Lymphocytes are classified into T lymphocytes, B lymphocytes and NK cells according to their origin, morphological structure, surface markers and immune function. They are important cellular components of the body's immune response. Animal experiments have shown that focal cortical contusion and subcortical neuronal damage occur within minutes after trauma, accompanied by a rapid local neuroinflammatory response34,35. This contributes to immune cells (macrophages, granulocytes, dendritic cells, NK cells etc.) accumulation in the injured area and surrounding tissues. The immune cell-derived cytokines (IL-1β, IL-18, TNFα, etc.) and chemokines (CCL2, CCL22, CCL17, etc.) further recruit immune cells (neutrophils, lymphocytes, lymphocytes, etc.) to the site of injury and coordinate subsequent activities36,37. This kind of immune response generates a self-perpetuating pro-inflammatory environment that damages the brain parenchyma. Peripheral inflammation also affects the outcome of TBI38. Peripheral immune cells rapidly expand and are activated after TBI with remarkable extravasation from spleen. These immune cells contribute to both innate and adaptive immune responses after TBI, with some infiltrating the central nervous system38,39. Once in the damaged brain area, T cells are activated by antigens on macrophages, dendritic cells, and microglia. The steady increase in T cell number and composition suggests a shift from innate non-specific immune to adaptive immune40,41. Decreased PLR level suggests early coagulation imbalance and neuroinflammation hyperactivity, which is independently associated with short-term mortality.
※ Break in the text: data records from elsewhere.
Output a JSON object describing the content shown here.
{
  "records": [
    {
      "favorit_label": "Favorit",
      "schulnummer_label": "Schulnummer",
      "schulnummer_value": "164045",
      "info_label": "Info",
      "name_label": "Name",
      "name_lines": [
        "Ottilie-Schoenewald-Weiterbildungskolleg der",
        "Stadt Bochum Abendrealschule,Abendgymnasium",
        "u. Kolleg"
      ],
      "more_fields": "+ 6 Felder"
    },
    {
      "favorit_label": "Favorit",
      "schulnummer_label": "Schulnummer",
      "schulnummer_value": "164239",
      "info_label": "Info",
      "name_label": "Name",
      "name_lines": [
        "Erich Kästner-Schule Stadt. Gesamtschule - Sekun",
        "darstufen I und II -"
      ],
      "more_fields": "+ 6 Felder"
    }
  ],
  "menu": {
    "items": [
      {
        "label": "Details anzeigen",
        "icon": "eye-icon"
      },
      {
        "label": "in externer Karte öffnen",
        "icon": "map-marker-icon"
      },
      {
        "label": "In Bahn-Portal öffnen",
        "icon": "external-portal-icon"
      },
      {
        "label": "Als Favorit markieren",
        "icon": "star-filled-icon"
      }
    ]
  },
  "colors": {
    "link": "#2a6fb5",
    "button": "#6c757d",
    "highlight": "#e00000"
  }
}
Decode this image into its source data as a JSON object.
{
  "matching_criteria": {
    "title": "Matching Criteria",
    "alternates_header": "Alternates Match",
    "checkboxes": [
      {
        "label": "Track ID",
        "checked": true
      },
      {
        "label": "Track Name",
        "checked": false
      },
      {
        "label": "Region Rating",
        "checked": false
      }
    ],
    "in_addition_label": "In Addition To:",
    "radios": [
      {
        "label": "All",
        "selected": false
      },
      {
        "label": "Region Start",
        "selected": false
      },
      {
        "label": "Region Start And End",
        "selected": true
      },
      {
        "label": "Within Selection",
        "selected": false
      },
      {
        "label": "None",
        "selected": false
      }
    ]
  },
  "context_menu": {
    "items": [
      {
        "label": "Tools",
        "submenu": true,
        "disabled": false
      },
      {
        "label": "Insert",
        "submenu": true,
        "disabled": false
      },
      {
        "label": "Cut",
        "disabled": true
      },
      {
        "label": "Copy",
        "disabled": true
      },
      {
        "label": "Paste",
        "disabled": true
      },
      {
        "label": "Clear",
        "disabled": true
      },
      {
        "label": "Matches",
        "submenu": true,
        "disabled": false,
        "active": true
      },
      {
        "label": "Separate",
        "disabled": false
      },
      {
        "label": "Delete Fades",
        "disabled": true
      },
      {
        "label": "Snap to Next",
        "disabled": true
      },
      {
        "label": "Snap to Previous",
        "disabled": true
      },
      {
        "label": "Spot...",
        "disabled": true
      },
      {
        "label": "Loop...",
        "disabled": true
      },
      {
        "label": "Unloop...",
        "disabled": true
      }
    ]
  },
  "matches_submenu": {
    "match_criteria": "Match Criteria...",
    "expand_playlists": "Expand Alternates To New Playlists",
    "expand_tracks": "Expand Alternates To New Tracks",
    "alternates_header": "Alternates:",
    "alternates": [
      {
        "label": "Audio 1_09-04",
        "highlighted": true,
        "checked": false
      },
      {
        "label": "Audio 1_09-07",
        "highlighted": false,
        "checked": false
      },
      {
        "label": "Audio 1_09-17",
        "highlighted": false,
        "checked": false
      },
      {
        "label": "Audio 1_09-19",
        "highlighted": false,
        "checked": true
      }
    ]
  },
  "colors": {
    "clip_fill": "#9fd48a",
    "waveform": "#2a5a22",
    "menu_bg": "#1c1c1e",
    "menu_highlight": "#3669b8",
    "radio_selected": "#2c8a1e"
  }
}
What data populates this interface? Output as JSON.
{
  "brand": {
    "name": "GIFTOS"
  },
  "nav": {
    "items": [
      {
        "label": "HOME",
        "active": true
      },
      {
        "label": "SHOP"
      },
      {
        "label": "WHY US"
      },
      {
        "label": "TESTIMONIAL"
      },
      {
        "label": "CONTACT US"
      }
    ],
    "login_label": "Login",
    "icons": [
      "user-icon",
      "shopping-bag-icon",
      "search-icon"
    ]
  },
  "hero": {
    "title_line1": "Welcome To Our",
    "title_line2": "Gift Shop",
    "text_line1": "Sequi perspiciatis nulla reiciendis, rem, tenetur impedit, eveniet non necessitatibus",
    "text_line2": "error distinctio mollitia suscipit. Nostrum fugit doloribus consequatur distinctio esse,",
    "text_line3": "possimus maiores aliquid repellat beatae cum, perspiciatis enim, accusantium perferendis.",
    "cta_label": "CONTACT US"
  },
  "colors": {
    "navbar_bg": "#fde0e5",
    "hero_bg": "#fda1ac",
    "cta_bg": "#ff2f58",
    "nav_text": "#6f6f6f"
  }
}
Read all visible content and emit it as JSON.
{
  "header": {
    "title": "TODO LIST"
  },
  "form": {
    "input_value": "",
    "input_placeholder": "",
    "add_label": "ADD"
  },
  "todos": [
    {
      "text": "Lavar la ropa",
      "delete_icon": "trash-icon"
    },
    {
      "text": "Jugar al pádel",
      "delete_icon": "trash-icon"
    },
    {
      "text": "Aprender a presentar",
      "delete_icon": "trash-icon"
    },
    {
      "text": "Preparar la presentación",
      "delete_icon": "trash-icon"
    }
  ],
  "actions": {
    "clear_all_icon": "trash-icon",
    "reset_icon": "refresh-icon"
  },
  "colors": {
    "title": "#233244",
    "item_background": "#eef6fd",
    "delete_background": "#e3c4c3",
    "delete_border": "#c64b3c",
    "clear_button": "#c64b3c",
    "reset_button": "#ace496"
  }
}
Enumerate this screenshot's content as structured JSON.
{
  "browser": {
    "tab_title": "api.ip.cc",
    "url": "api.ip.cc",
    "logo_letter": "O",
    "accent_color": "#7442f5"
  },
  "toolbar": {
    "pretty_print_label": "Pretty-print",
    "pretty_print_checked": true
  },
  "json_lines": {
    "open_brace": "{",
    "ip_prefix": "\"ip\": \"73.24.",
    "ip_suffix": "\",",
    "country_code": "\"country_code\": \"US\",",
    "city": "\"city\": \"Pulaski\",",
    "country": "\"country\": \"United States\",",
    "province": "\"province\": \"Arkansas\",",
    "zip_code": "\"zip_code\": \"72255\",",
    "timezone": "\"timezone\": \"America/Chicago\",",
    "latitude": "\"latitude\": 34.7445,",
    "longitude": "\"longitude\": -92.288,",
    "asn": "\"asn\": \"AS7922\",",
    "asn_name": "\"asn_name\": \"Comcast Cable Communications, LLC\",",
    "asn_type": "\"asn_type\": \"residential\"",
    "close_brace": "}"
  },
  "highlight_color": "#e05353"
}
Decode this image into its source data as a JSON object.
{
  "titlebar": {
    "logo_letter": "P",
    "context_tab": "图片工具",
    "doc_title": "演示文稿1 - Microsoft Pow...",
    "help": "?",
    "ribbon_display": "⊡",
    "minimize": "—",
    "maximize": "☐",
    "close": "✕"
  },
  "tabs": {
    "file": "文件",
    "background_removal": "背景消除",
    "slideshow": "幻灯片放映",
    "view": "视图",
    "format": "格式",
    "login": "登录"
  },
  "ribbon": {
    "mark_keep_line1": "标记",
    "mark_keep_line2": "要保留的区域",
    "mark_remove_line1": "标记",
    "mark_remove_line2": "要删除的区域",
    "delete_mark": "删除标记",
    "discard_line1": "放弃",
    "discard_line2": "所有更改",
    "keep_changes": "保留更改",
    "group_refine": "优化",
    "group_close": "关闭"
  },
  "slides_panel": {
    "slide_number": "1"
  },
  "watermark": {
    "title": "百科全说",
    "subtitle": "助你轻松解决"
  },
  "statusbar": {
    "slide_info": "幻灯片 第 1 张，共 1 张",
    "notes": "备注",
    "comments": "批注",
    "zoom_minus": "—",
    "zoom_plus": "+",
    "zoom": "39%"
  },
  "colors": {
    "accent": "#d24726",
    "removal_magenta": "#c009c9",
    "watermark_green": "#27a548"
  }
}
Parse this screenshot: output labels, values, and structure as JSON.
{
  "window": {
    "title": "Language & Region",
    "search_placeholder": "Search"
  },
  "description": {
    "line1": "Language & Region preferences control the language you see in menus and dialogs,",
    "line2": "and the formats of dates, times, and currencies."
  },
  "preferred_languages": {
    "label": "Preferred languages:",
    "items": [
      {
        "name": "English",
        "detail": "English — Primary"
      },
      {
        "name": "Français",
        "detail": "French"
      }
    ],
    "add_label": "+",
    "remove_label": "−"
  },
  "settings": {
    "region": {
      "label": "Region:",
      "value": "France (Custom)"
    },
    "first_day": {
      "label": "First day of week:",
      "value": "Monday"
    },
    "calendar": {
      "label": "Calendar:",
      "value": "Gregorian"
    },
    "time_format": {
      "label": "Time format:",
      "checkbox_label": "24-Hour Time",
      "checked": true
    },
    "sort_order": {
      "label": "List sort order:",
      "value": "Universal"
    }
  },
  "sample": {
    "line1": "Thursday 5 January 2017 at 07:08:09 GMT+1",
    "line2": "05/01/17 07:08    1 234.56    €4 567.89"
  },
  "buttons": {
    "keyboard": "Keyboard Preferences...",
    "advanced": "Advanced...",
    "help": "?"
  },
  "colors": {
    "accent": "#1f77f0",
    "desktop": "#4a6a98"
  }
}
The limitations of our study are: firstly, this study is a single-center study. Secondly, this study is a retrospective cohort study. Although we use the multivariate regression model to reduce the interference, it is still unable to fully guarantee the complete balance and comparability of each group. Finally, further randomized controlled trials are needed to determine the underlying mechanism of the association between PLR and short-term mortality.

Conclusion

PLR level is an independent biomarker with great diagnostic power for short-term mortality in patients with moderate to severe brain injury.